Frontiers in Science lectures focus on radiography and its contributions to advancing science, medicine
- Steve Sandoval
- Communications Office
- (505) 665-9206
Los Alamos, New Mexico, August 21, 2009-In a series of lectures starting Tuesday, August 25, Los Alamos National Laboratory scientist Christopher Morris talks about the science of radiography during a Frontiers in Science lecture at 7 p.m. at the James Little Theater of the New Mexico School for the Deaf, 1060 Cerrillos Road in Santa Fe.
In the talk, "Looking Inside Explosions and Other Things," Morris, of the Laboratory's Subatomic Physics Group, explains how X-rays, protons, and naturally occurring cosmic rays can be used to see through opaque objects.
From assisting surgeons with pictures of what's inside a human body to helping border agents find nuclear contraband inside freight containers, the ability to see within objects advances science and medicine and even provides a better understanding of the forces unleashed by high explosives during detonation, according to Morris, who plans to repeat the lecture on the following dates:
- Thursday (August 27), Duane Smith Auditorium, Los Alamos High School, Los Alamos
- September 1, New Mexico Museum of Natural History and Science, 1801 Mountain Road, N.W., Albuquerque
- September 3, El Alcalde Room, Coronado Hall, Taos Convention Center, 120 Civic Plaza Drive, Taos.

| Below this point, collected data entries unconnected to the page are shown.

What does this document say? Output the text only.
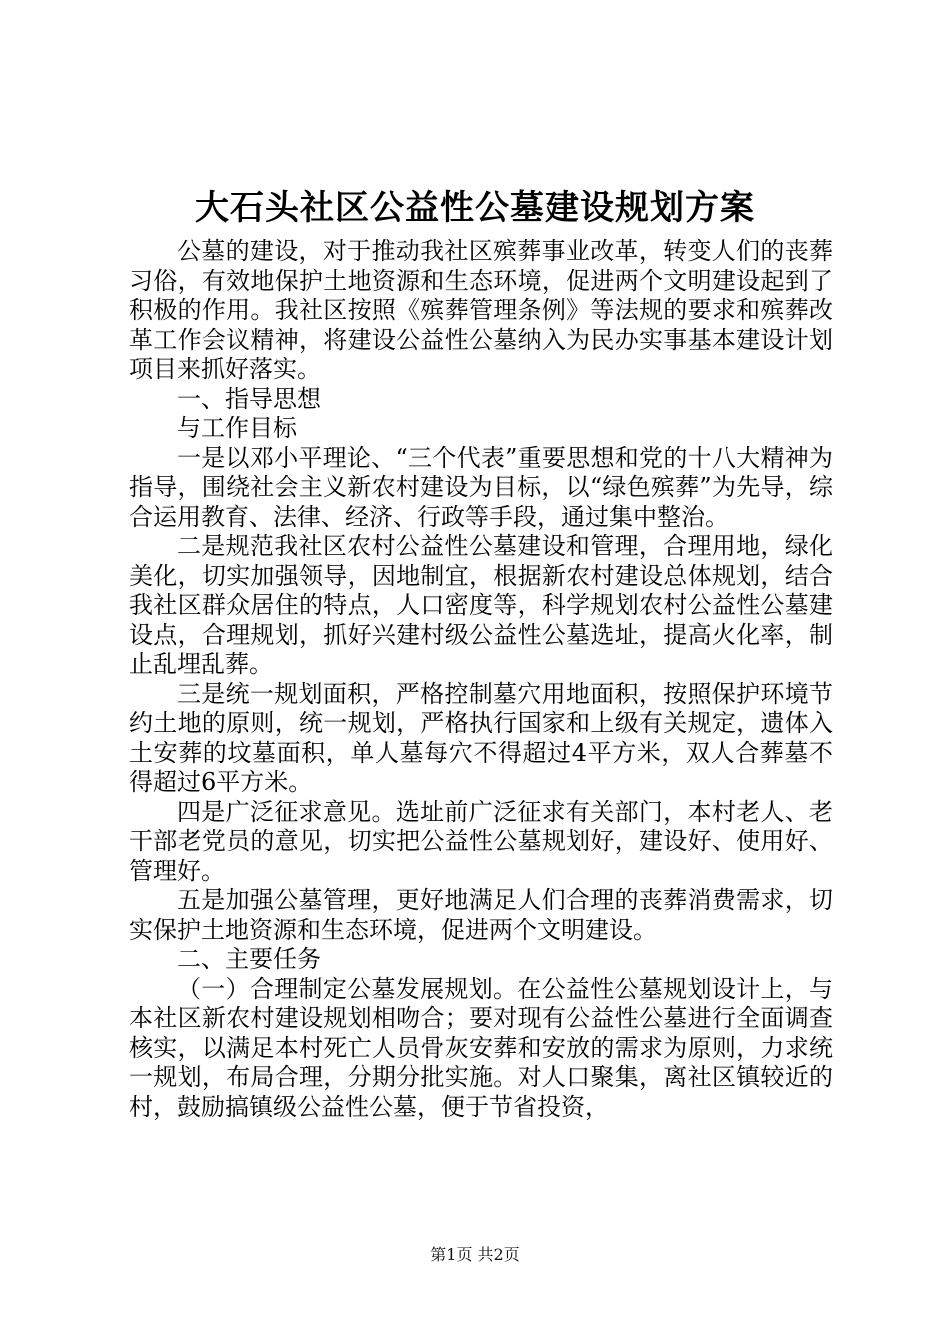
大石头社区公益性公墓建设规划方案

公墓的建设，对于推动我社区殡葬事业改革，转变人们的丧葬习俗，有效地保护土地资源和生态环境，促进两个文明建设起到了积极的作用。我社区按照《殡葬管理条例》等法规的要求和殡葬改革工作会议精神，将建设公益性公墓纳入为民办实事基本建设计划项目来抓好落实。

一、指导思想

与工作目标

一是以邓小平理论、“三个代表”重要思想和党的十八大精神为指导，围绕社会主义新农村建设为目标，以“绿色殡葬”为先导，综合运用教育、法律、经济、行政等手段，通过集中整治。

二是规范我社区农村公益性公墓建设和管理，合理用地，绿化美化，切实加强领导，因地制宜，根据新农村建设总体规划，结合我社区群众居住的特点，人口密度等，科学规划农村公益性公墓建设点，合理规划，抓好兴建村级公益性公墓选址，提高火化率，制止乱埋乱葬。

三是统一规划面积，严格控制墓穴用地面积，按照保护环境节约土地的原则，统一规划，严格执行国家和上级有关规定，遗体入土安葬的坟墓面积，单人墓每穴不得超过4平方米，双人合葬墓不得超过6平方米。

四是广泛征求意见。选址前广泛征求有关部门，本村老人、老干部老党员的意见，切实把公益性公墓规划好，建设好、使用好、管理好。

五是加强公墓管理，更好地满足人们合理的丧葬消费需求，切实保护土地资源和生态环境，促进两个文明建设。

二、主要任务

（一）合理制定公墓发展规划。在公益性公墓规划设计上，与本社区新农村建设规划相吻合；要对现有公益性公墓进行全面调查核实，以满足本村死亡人员骨灰安葬和安放的需求为原则，力求统一规划，布局合理，分期分批实施。对人口聚集，离社区镇较近的村，鼓励搞镇级公益性公墓，便于节省投资，

第1页 共2页
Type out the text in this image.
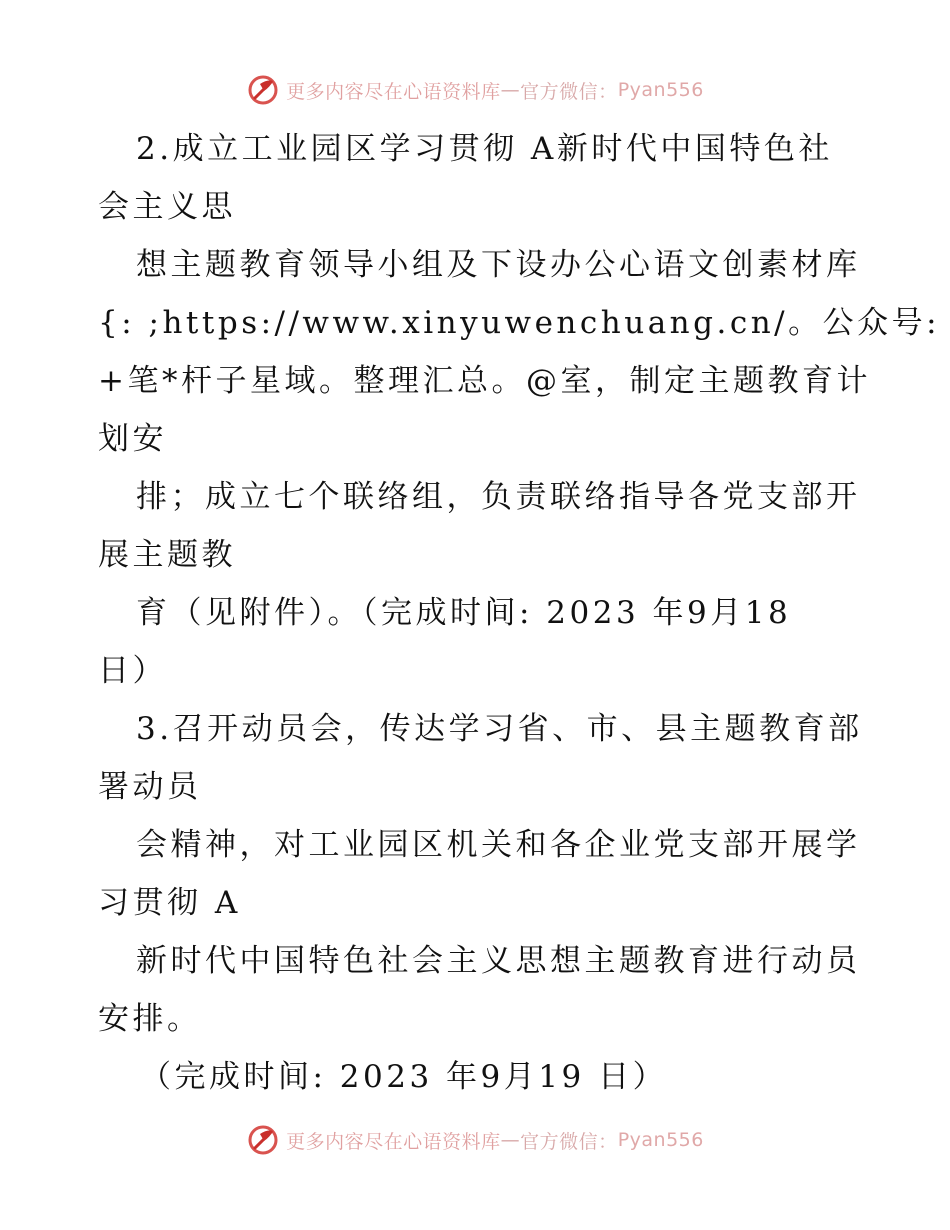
更多内容尽在心语资料库 — 官方微信： Pyan556
2.成立工业园区学习贯彻 A新时代中国特色社
会主义思
想主题教育领导小组及下设办公心语文创素材库
{: ;https://www.xinyuwenchuang.cn/。公众号:
+笔*杆子星域。整理汇总。@室，制定主题教育计
划安
排；成立七个联络组，负责联络指导各党支部开
展主题教
育（见附件）。（完成时间: 2023 年9月18
日）
3.召开动员会，传达学习省、市、县主题教育部
署动员
会精神，对工业园区机关和各企业党支部开展学
习贯彻 A
新时代中国特色社会主义思想主题教育进行动员
安排。
（完成时间: 2023 年9月19 日）
更多内容尽在心语资料库 — 官方微信： Pyan556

All the talks begin at 7 p.m. and are free of charge.
The Frontiers in Science lecture series is sponsored by the Fellows of Los Alamos National Laboratory. Frontiers in Science lectures are intended to increase local public awareness of the diversity of science and engineering research at the Laboratory.
For more information, contact Linda Anderman of the Community Programs Office at (505) 665-9196 or firstname.lastname@example.org.
Los Alamos National Laboratory, a multidisciplinary research institution engaged in strategic science on behalf of national security, is operated by Los Alamos National Security, LLC, a team composed of Bechtel National, the University of California, The Babcock & Wilcox Company, and URS for the Department of Energy's National Nuclear Security Administration.
Los Alamos enhances national security by ensuring the safety and reliability of the U.S. nuclear stockpile, developing technologies to reduce threats from weapons of mass destruction, and solving problems related to energy, environment, infrastructure, health, and global security concerns.